And deep down inside, that’s part of why it is so great. Things worth doing shouldn’t be too easy.
Vacations
The hardest thing about vacations is coming back home and getting used to returning to the daily routines. I had a fantastic time in California as has come to be expected by now. There are a few new pictures over in the gallery. The highlights were the AOPA Summit in Long Beach and the spirit tasting and pairing at the St George Spirits distillery in Alameda.
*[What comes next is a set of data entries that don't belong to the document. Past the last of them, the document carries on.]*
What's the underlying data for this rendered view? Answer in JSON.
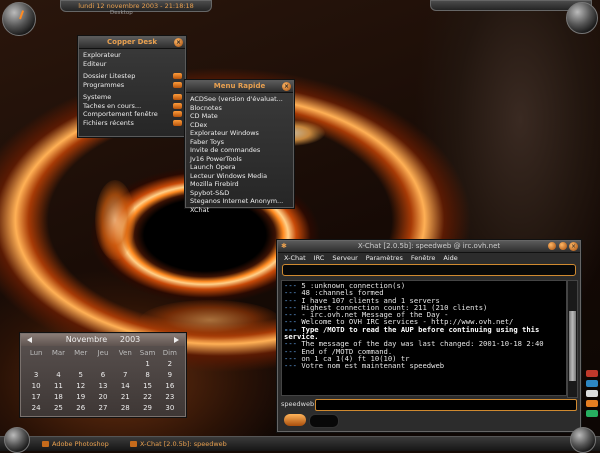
{
  "clock": {
    "text": "lundi 12 novembre 2003 - 21:18:18",
    "subtext": "Desktop"
  },
  "copper_desk": {
    "title": "Copper Desk",
    "items": [
      {
        "label": "Explorateur",
        "submenu": false
      },
      {
        "label": "Editeur",
        "submenu": false
      },
      {
        "label": "",
        "separator": true
      },
      {
        "label": "Dossier Litestep",
        "submenu": true
      },
      {
        "label": "Programmes",
        "submenu": true
      },
      {
        "label": "",
        "separator": true
      },
      {
        "label": "Systeme",
        "submenu": true
      },
      {
        "label": "Taches en cours...",
        "submenu": true
      },
      {
        "label": "Comportement fenêtre",
        "submenu": true
      },
      {
        "label": "Fichiers récents",
        "submenu": true
      }
    ]
  },
  "menu_rapide": {
    "title": "Menu Rapide",
    "items": [
      "ACDSee (version d'évaluat...",
      "Blocnotes",
      "CD Mate",
      "CDex",
      "Explorateur Windows",
      "Faber Toys",
      "Invite de commandes",
      "Jv16 PowerTools",
      "Launch Opera",
      "Lecteur Windows Media",
      "Mozilla Firebird",
      "Spybot-S&D",
      "Steganos Internet Anonym...",
      "XChat"
    ]
  },
  "calendar": {
    "month": "Novembre",
    "year": "2003",
    "weekdays": [
      "Lun",
      "Mar",
      "Mer",
      "Jeu",
      "Ven",
      "Sam",
      "Dim"
    ],
    "weeks": [
      [
        "",
        "",
        "",
        "",
        "",
        "1",
        "2"
      ],
      [
        "3",
        "4",
        "5",
        "6",
        "7",
        "8",
        "9"
      ],
      [
        "10",
        "11",
        "12",
        "13",
        "14",
        "15",
        "16"
      ],
      [
        "17",
        "18",
        "19",
        "20",
        "21",
        "22",
        "23"
      ],
      [
        "24",
        "25",
        "26",
        "27",
        "28",
        "29",
        "30"
      ]
    ]
  },
  "xchat": {
    "title": "X-Chat [2.0.5b]: speedweb @ irc.ovh.net",
    "menu": [
      "X-Chat",
      "IRC",
      "Serveur",
      "Paramètres",
      "Fenêtre",
      "Aide"
    ],
    "log": [
      {
        "prefix": "---",
        "text": "5 :unknown connection(s)",
        "bold": false
      },
      {
        "prefix": "---",
        "text": "48 :channels formed",
        "bold": false
      },
      {
        "prefix": "---",
        "text": "I have 107 clients and 1 servers",
        "bold": false
      },
      {
        "prefix": "---",
        "text": "Highest connection count: 211 (210 clients)",
        "bold": false
      },
      {
        "prefix": "---",
        "text": "- irc.ovh.net Message of the Day -",
        "bold": false
      },
      {
        "prefix": "---",
        "text": "Welcome to OVH IRC services - http://www.ovh.net/",
        "bold": false
      },
      {
        "prefix": "---",
        "text": "Type /MOTD to read the AUP before continuing using this service.",
        "bold": true
      },
      {
        "prefix": "---",
        "text": "The message of the day was last changed: 2001-10-18 2:40",
        "bold": false
      },
      {
        "prefix": "---",
        "text": "End of /MOTD command.",
        "bold": false
      },
      {
        "prefix": "---",
        "text": "on 1 ca 1(4) ft 10(10) tr",
        "bold": false
      },
      {
        "prefix": "---",
        "text": "Votre nom est maintenant speedweb",
        "bold": false
      }
    ],
    "nick": "speedweb"
  },
  "taskbar": {
    "tasks": [
      "Adobe Photoshop",
      "X-Chat [2.0.5b]: speedweb"
    ]
  },
  "colors": {
    "accent": "#e8a050",
    "chrome": "#2c2c2c"
  }
}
I had a fantastic two weeks visiting with wonderful friends, eating more than my share of awesome food (Izzy’s steakhouse has my vote for best steak ever and Gather in Berkley for best healthy meal ever) drinking my share of delicious wine, beer and spirits and got to take in more of California, which is never a bad thing.
I managed to get away from the AOPA Summit only spending a few hundred dollars (resisting the urge to buy a Bose A20, somehow). I took in two extremely good and interesting panels, one on flying in and around Mexico and the other on FedEx Flight 705 by the co-pilot who was on board that day. It was a harrowing tale and I think I will always remember it. It is another affirmation that the idea of becoming a pilot is a dream that I cannot wait to finally fulfill.
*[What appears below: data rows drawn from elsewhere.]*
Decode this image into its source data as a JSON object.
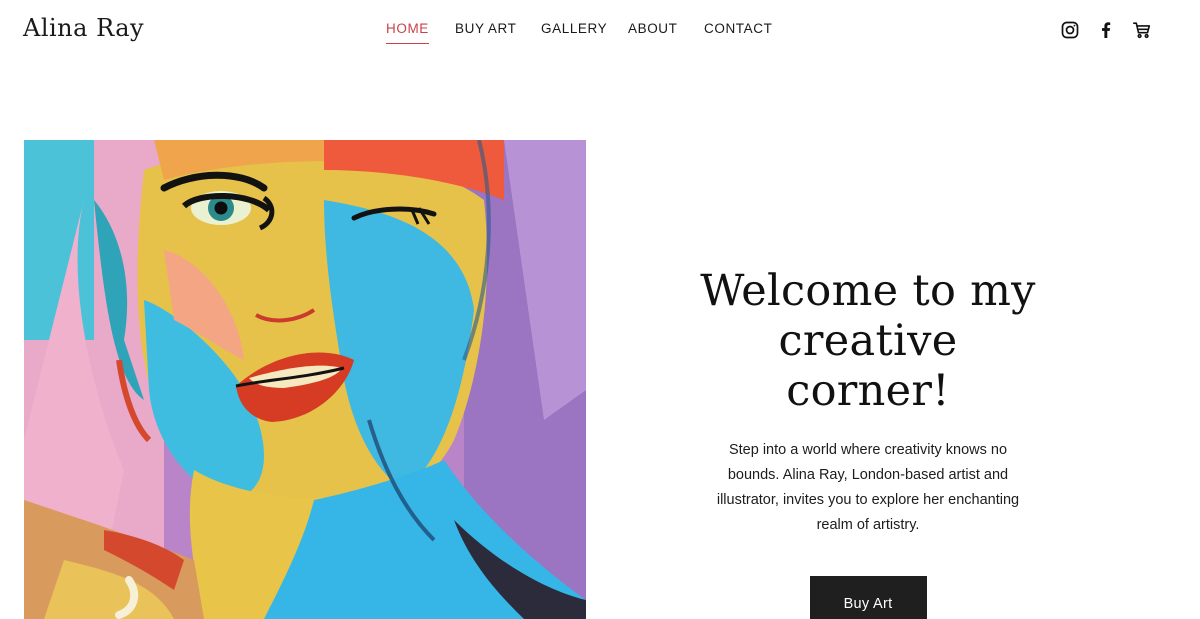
{
  "brand": {
    "name": "Alina Ray"
  },
  "nav": {
    "items": [
      {
        "label": "HOME",
        "active": true
      },
      {
        "label": "BUY ART",
        "active": false
      },
      {
        "label": "GALLERY",
        "active": false
      },
      {
        "label": "ABOUT",
        "active": false
      },
      {
        "label": "CONTACT",
        "active": false
      }
    ]
  },
  "header_icons": [
    "instagram-icon",
    "facebook-icon",
    "cart-icon"
  ],
  "hero": {
    "title_line1": "Welcome to my",
    "title_line2": "creative corner!",
    "text": "Step into a world where creativity knows no bounds. Alina Ray, London-based artist and illustrator, invites you to explore her enchanting realm of artistry.",
    "button_label": "Buy Art"
  },
  "colors": {
    "accent": "#c9414b",
    "button_bg": "#1f1f1f",
    "text": "#1a1a1a"
  }
}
It is always a good feeling getting away from home and spending time in different places. I don’t think that I shall ever lose the joy of traveling, but I am certainly going to try as hard as I can to wear myself out.
Now that I am back home the weather here has of course turned cold and I am having to fight the urge to just curl up and hide from it. I am hoping that the weather stays good enough so that I can continue my flight training.
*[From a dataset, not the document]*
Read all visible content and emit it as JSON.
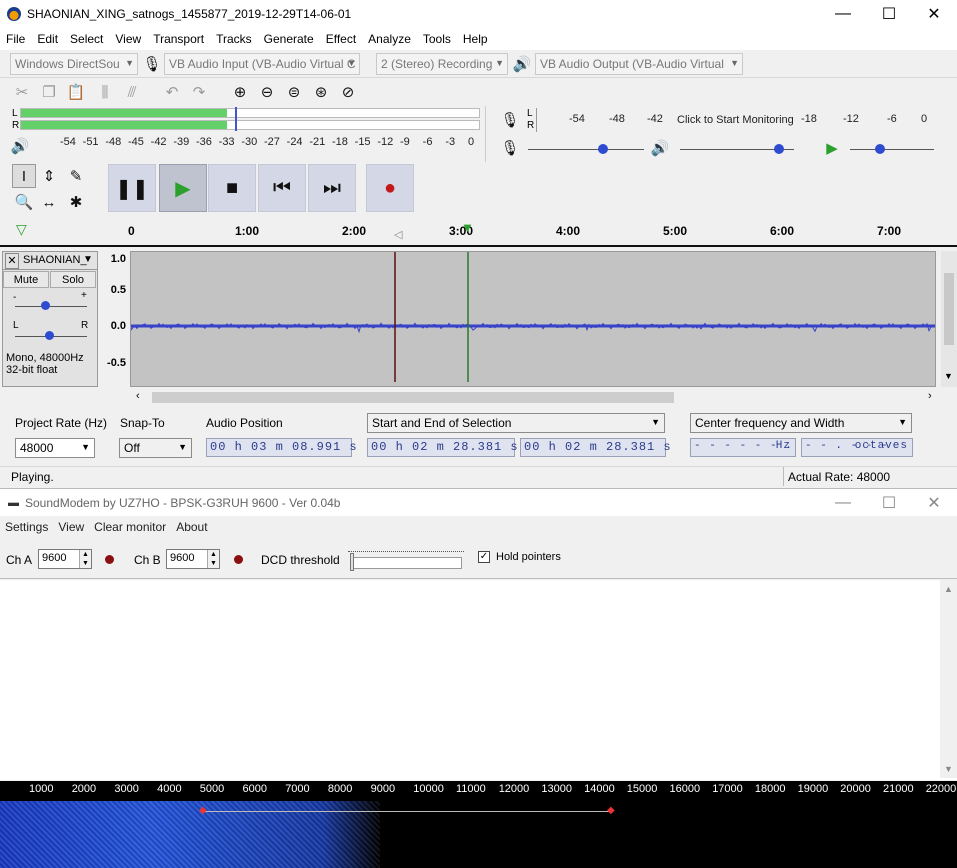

I have logged 11 hours of dual received so far and nearly 50,000 miles aboard United in the last two years, over 25,000 this year, qualifying me for Elite status. All in all a good time.
Next year my two closest friends will be moving into his first house, and getting married respectively. If all goes well I will be visiting another friend in Japan and of course I will have to find time to fit in another trek to Australia to see my dear sister and brother-in-law, Pennsic, and whatever else comes across my plate.
Surfing Safety, traveling lightly.
The dangerous part of flying
Statistically speaking flying (even General Aviation) is pretty darn safe to life, limb, and property (AOPA has some nice statistics here) however it does pose a significant risk to your wallet. Flying is of course not a cheap hobby to have in the first place but it is all the ancillary costs that you don’t factor in. Yes, you DO need that $1100 headset, yes you DO need that ‘I fly’ doormat you saw in the latest catalog that randomly showed up at your house because the FAA publishes certificate holder information publicly, and YES, you do need to get in the big sky buses to go to various aviation related events in all parts of the globe. Flying isn’t a drug or an addiction, flying is something that was always there in your blood that you woke up and now that it is awake it is no longer something you can ignore.
I didn’t get to go to Oshkosh this year but I am making up for it by attending The AOPA Summit in Long Beach, CA in a couple weeks. In the mean time I am hoping the weather will cooperate and I will end up getting 2 or 3 more hours of flight time in before I leave. Some take-off and landing work would be excellent…
Ten Hours
Today marks ten hours in the log book and a little over a month of flying lessons. I have been to (and landed at) two airports other than my home base and am starting to get comfortable with the multitude of tasks that you have to complete while operating an aircraft. The ground operations are pretty solid (preflight, planning, taxi, run-up, getting around the airport) and on smooth days I’m pretty confident during climb, cruise and descent.
Take-off and landing is coming along, now that my instructor is more or less hands (and feet) off during flight I’ve had some confidence set-backs but I can feel it coming back the more practice I get in. Unfortunately weather and work have encroached on my lessons so I have not had as many as I would liked to have by now but I can feel a lot of the stuff coming together.
We started working on emergency procedures today and I can feel some of the aeronautical decision making stuff come together.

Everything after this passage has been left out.